-Dua Tersangka Ajukan Praperadilan
AMBON, SPEKTRUM – Kasus pembalakan kayu oleh CV. Sumber Berkat Makmur (SBM), berujung pada penahanan puluhan warga adat Negeri Sabuai, Kecamatan Siwalalat Kabupaten SBT, berbuntut panjang. Komnas HAM RI Perwakilan Maluku turut mengawal kasus ini.
Pasalnya, aksi pembalakan kayu oleh pihak CV. Sumber Berkat Makmur di hutan Sabuai notabenenya ulayat warga adat (Negeri Sabuai), Kecamatan Siwalalat Kabupaten SBT itu, pihak perusahaan dinilai tidak menghargai hak ulayat dan hukum adat.
Linda Holle, Subbagian Mediasi Komnas HAM Perwakilan Maluku, saat dikonfitrmasi Spektrum, Selasa (25/02/2020) di Ambon mengakui, Komisi Nasional Hak Asasi Manusia Republik Indonesia (Komnas HAM RI) Perwakilan Maluku, telah menyurati Kapolda Maluku Ijen (Pol) Baharduin Djafar,, Kadis Kehutanan Provinsi Maluku Sadli Ie, Kadis Lingkungan Hidup Provinsi Maluku, dan Bupati SBT, Abdul Mukti Keliobas.
Linda mengatakan, kasus hutan Sabuai tersebut, Komnas HAM Perwakilan Maluku sudah menindaklanjuti melalui pengaduan proaktif dan telah mengirimkan surat rekomendasi untuk meminta penjelasan dan penyelesaian atas kasus hutan Sabuai.
“Surat ini dikeluarkan Komnas HAM Perwakilan Maluku sejak Jumat 21 Februari 2020, dan sudah diterima oleh Kapolda Maluku pada Senin 24 Februari 2020,” ungkap Linda Holle.
Dijelaskan, berdasarkan surat tersebut substansinya meminta, semua pihak dalam penanganan kasus ini harus sesuai dengan standar HAM, dan penghormatan atas eksistensi masyarakat adat khususnya hak atas ulayat yang melekat di dalamnya hak milik, Hak atas kesejahteraan, hak atas lingkungan dan hak atas kepastian hukum.
Disisi lain, perlindungan hukum masyarakat hukum adat atas hutan adat merupakan kewajiban pemerintah yang harus dipenuhi sebagaimana yang diatur dalam Pasal 18B UUD 1945.
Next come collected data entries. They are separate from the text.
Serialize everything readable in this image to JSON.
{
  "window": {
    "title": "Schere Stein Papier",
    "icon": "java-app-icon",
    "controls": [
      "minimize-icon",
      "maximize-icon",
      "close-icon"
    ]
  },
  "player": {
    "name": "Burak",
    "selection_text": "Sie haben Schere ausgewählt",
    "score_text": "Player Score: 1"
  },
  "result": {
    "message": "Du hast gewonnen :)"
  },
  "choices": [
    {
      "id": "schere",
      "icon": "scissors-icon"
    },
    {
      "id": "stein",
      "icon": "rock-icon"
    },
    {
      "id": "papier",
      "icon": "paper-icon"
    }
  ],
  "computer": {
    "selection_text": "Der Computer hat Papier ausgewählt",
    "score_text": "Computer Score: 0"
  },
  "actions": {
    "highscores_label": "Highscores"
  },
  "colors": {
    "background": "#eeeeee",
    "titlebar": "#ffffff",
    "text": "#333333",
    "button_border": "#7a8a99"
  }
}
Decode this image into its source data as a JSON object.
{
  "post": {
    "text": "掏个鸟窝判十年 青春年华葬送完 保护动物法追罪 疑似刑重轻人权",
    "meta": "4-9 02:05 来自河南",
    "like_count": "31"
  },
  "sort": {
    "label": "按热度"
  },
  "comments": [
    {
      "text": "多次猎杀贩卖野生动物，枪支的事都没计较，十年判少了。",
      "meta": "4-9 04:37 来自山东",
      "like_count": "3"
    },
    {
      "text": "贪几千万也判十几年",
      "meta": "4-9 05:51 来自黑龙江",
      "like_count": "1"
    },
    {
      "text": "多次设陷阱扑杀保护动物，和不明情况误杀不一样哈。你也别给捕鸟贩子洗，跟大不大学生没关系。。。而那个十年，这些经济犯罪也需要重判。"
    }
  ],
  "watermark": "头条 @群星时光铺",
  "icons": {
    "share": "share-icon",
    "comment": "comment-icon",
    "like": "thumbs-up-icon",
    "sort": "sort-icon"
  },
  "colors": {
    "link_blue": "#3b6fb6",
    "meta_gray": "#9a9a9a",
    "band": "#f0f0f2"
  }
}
Selain itu amanat putusan Mahkamah Konstitusi RI Nomor 35 Tahun 2011, sebagaimana prinsip-prinsip pengaturan hutan adat berdasarkan Putusan Mahkamah Konstitusi No. 35/PUU-IX/2011, dan bagaimana peran pemerintah daerah dalam mewujudkan perlindungan hukum masyarakat hukum pasca putusan Mahkamah Konstitusi No. 35/PUU-IX/2011 ini.
Ia menyatakan, Komnas menggunakan mekanisme pengaduan proaktif berdasarkan data, dan pemberitaan media massa untuk tindaklanju kasus ini.
Merujuk kesitu, lanjutnya, Komnas HAM Perwakilan Maluku kemudian meneribitkan surat yang ditujukan kepada pihak-pihak terkait untuk meminta penjelasan dan penyelesaian atas kasus ini.
“Dan sesuai surat Komnas tersebut meminta waktu selama 14 hari untuk klarifikasi, dan penjelsaan pihak-pihak terkait. Nanti berdasarkan penjelsan tersebut, Komnas akan melihat tindaklanjut apa yamg dapat dilaksanakan segera,” jelas Linda Holle.
Soal survei lokasi Hutan Sabuai, menurut linda, saat ini Komnas HAM Perwakilan Maluku belum mengutus tim untuk terjun ke sana. “Pemantauan masih menunggu tanggapan atas surat kommas di atas,” timpalnya.
Linada menegaskan, jika terbukti benar pembalakan kayu oleh CV. SBM melibatkan oknum instansi pemerintah terkait atau siapapun telah menyerobot ulayat warga atau melanggar hak asasi, maka Komnas HAM akan membawa perkara ini ke ranah hukum.
“Kalau terbukti maka Komnas akan meminta aparat berwenang untuk menindaklanjuti melalui proses hukum, sesuai aturan yang berlaku. Oknum yang terlibat baik secara langsung ataupun tidak langsung dalam hal ini, patut memberikan rasa keadilan dan penegakan HAM bagi masyarakat adat Sabuai,” tegasnya.
Ditambahkan, Komnas HAM mendorong agar pihak pemerintah dan legislatif, segera membuat kebijakan yang mengimplementasikan putusan MK Nomor 35 tersebut di atas, agar nantinya hak masyarakat adat atas hutan adat terlindungi dan tidak lagi menimbulkan konflik berkepanjangan.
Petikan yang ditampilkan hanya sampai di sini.